Ideas

If It’s Too Good to Be True …

Those who are foolish in small things often get caught being foolish in big things.

It doesn’t matter if you are a retired person on a fixed income with little knowledge of the world of high finance or if you are a college president accustomed to handling a budget of millions. You can get sucked into a scheme that will cost you dearly. It doesn’t matter if you are an Evangelical Friend in Camano, Washington, a Nazarene in Wichita, Kansas, or a Dutch Calvinist in Grand Rapids, Michigan. You can get suckered, swindled, taken for a ride, and given a bath by a charming, Christian confidence man.

Jesus told us that the “children of this age are more shrewd in dealing with their own generation than are the children of light” (Luke 16:8, NRSV). And our news sources bear out his judgment. Our advice to you is this: Wise up. Don’t get suckered.

Over the past few years, CT has published multiple news stories about godly people who have lost millions because they believed what were essentially unbelievable promises. Some of these losses have been the result of Ponzi or pyramid schemes in which high return on investment is promised over a short period of time. The illusion is created and sustained because new investors are constantly sought whose investments are used to pay handsome rewards to earlier investors. The trouble is, the universe for any such investment scheme is always limited, and when the point is reached where not enough new investors can be found, the pyramid collapses of its own weight. Thus, when the New Era Philanthropy scheme came crashing down, $551 million in liabilities were initially reported in 1995.

Sometimes such schemes fail when federal indictments bring them to a halt, as they did in the case of the Productions Plus “matching gift” ploy that drew in organizations and individuals in 21 states. Other losses (like the soured real-estate partnerships described in “Real Estate Investment Failure Hurts Churchgoers,” p. 30) result from market reversals, bad management, or inadequate oversight.

Those who are foolish in small things often get caught being foolish in big things.

Two factors lie at the heart of all these tragedies: first is the level of trust we Christians exercise as we deal with one another.

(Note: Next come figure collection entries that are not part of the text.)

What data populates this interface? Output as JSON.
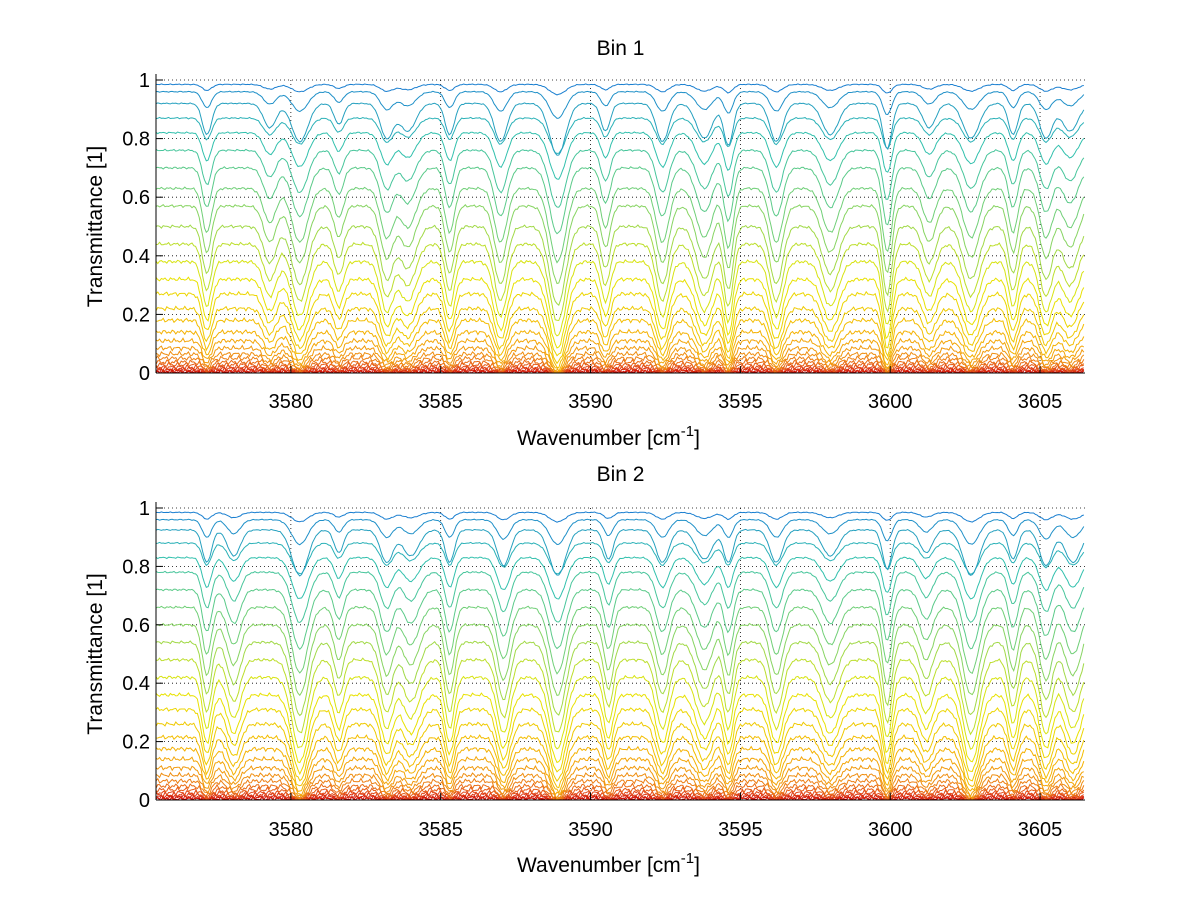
{
  "chart_data": [
    {
      "type": "line",
      "title": "Bin 1",
      "xlabel_main": "Wavenumber [cm",
      "xlabel_sup": "-1",
      "xlabel_end": "]",
      "ylabel": "Transmittance [1]",
      "xlim": [
        3575.5,
        3606.5
      ],
      "ylim": [
        0,
        1
      ],
      "xticks": [
        3580,
        3585,
        3590,
        3595,
        3600,
        3605
      ],
      "xtick_labels": [
        "3580",
        "3585",
        "3590",
        "3595",
        "3600",
        "3605"
      ],
      "yticks": [
        0,
        0.2,
        0.4,
        0.6,
        0.8,
        1
      ],
      "ytick_labels": [
        "0",
        "0.2",
        "0.4",
        "0.6",
        "0.8",
        "1"
      ],
      "grid": "dotted",
      "colormap": [
        "#cc0000",
        "#e2471a",
        "#ef8a10",
        "#f5b800",
        "#e6e600",
        "#7fd36a",
        "#2fbfb0",
        "#1a7fd0"
      ],
      "series_count": 28,
      "series_baselines": [
        0.003,
        0.006,
        0.01,
        0.015,
        0.02,
        0.028,
        0.037,
        0.05,
        0.065,
        0.085,
        0.11,
        0.14,
        0.18,
        0.22,
        0.27,
        0.32,
        0.38,
        0.44,
        0.5,
        0.57,
        0.63,
        0.7,
        0.76,
        0.82,
        0.87,
        0.92,
        0.96,
        0.985
      ],
      "absorption_lines": [
        3577.2,
        3579.3,
        3580.3,
        3581.6,
        3583.2,
        3583.9,
        3585.3,
        3587.0,
        3588.9,
        3590.5,
        3592.4,
        3593.8,
        3594.6,
        3596.2,
        3598.0,
        3599.9,
        3601.3,
        3602.7,
        3604.1,
        3605.2,
        3606.0
      ],
      "absorption_strengths": [
        0.45,
        0.35,
        0.55,
        0.3,
        0.5,
        0.4,
        0.45,
        0.55,
        0.75,
        0.4,
        0.55,
        0.5,
        0.6,
        0.55,
        0.45,
        0.65,
        0.35,
        0.5,
        0.45,
        0.5,
        0.4
      ]
    },
    {
      "type": "line",
      "title": "Bin 2",
      "xlabel_main": "Wavenumber [cm",
      "xlabel_sup": "-1",
      "xlabel_end": "]",
      "ylabel": "Transmittance [1]",
      "xlim": [
        3575.5,
        3606.5
      ],
      "ylim": [
        0,
        1
      ],
      "xticks": [
        3580,
        3585,
        3590,
        3595,
        3600,
        3605
      ],
      "xtick_labels": [
        "3580",
        "3585",
        "3590",
        "3595",
        "3600",
        "3605"
      ],
      "yticks": [
        0,
        0.2,
        0.4,
        0.6,
        0.8,
        1
      ],
      "ytick_labels": [
        "0",
        "0.2",
        "0.4",
        "0.6",
        "0.8",
        "1"
      ],
      "grid": "dotted",
      "colormap": [
        "#cc0000",
        "#e2471a",
        "#ef8a10",
        "#f5b800",
        "#e6e600",
        "#7fd36a",
        "#2fbfb0",
        "#1a7fd0"
      ],
      "series_count": 28,
      "series_baselines": [
        0.004,
        0.008,
        0.012,
        0.018,
        0.025,
        0.035,
        0.048,
        0.065,
        0.085,
        0.11,
        0.14,
        0.175,
        0.215,
        0.26,
        0.31,
        0.36,
        0.42,
        0.48,
        0.54,
        0.6,
        0.66,
        0.72,
        0.78,
        0.83,
        0.88,
        0.925,
        0.96,
        0.985
      ],
      "absorption_lines": [
        3577.2,
        3578.1,
        3580.3,
        3581.6,
        3583.2,
        3584.0,
        3585.3,
        3587.1,
        3588.9,
        3590.6,
        3592.4,
        3593.8,
        3594.6,
        3596.2,
        3598.0,
        3599.9,
        3601.2,
        3602.7,
        3604.1,
        3605.2,
        3606.1
      ],
      "absorption_strengths": [
        0.5,
        0.4,
        0.7,
        0.35,
        0.5,
        0.4,
        0.5,
        0.55,
        0.7,
        0.45,
        0.5,
        0.45,
        0.5,
        0.5,
        0.4,
        0.6,
        0.35,
        0.7,
        0.45,
        0.55,
        0.5
      ]
    }
  ]
}
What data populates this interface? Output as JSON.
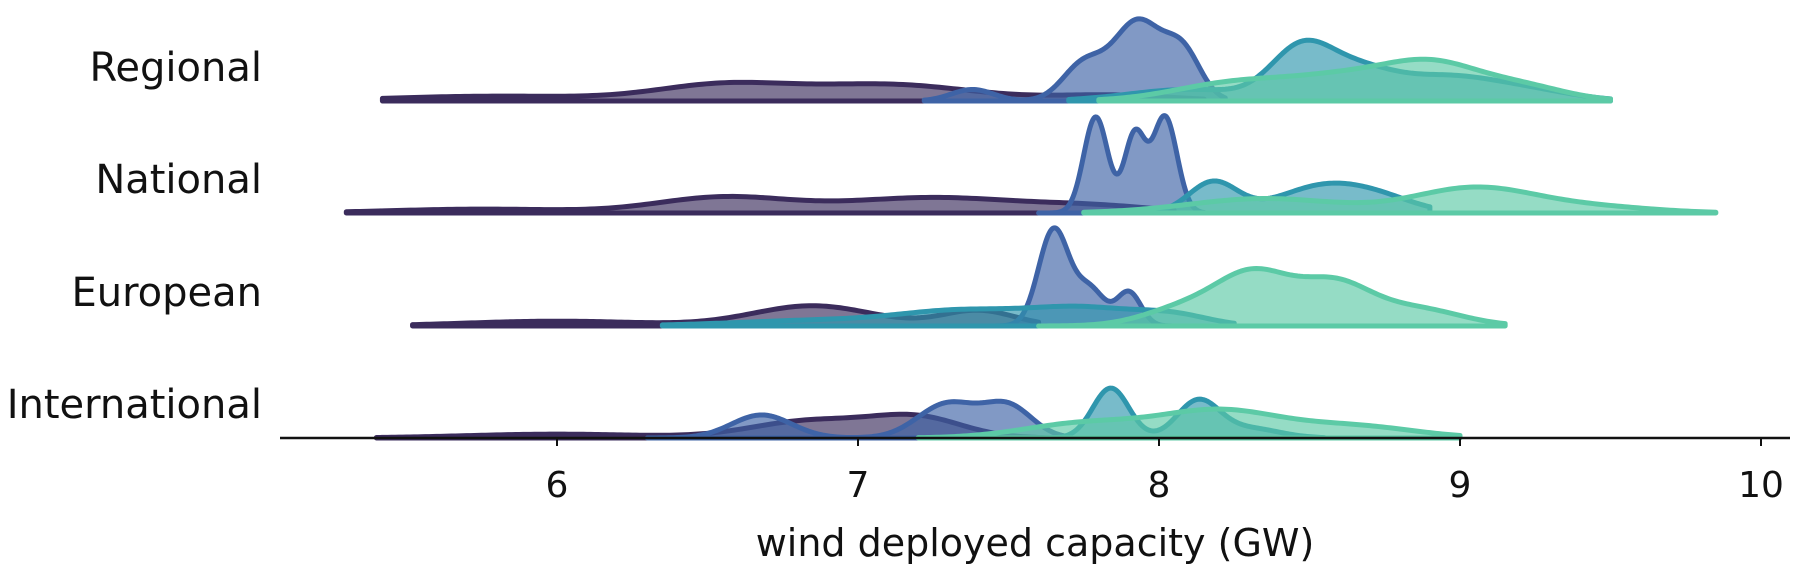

This is important, and often healthy, in congregational life. Many Christians, skeptical of anything the unsaved have to offer, trust Christian publishers for “Christian” books on financial management, weight loss, and child discipline. They trust Christian record companies to provide them with “Christian” entertainment. And, unfortunately, they are sitting ducks when approached with “Christian” investment schemes that promise the moon. While we need to trust each other in our congregational lives, a dose of skepticism is always warranted whenever anyone else stands to profit from our trust.

The second factor is the enticing promise of something for nothing, or at least something big for something little. In this sense, the allure of Ponzi schemes is not unlike the allure of gambling. But in investments as in gambling, those who are foolish in small things often get caught being foolish in big things. Contentment is the cure for the gotta-have-it itch. Saint Paul preached contentment in material things (1 Tim. 6:8) and Jesus preached trust in Divine providence for what we eat and what we wear (Matt. 6:25f.).

Today’s “radical simplicity” movement is a secularized strain of that message—which sorely needs to be informed by the gospel and its age-to-come dimension. But first, Christians need to refresh their own souls with the simplicity message of Scripture. Those who don’t are making themselves marks for con men. Remember, having clean hands and a pure heart does not require getting taken to the cleaners.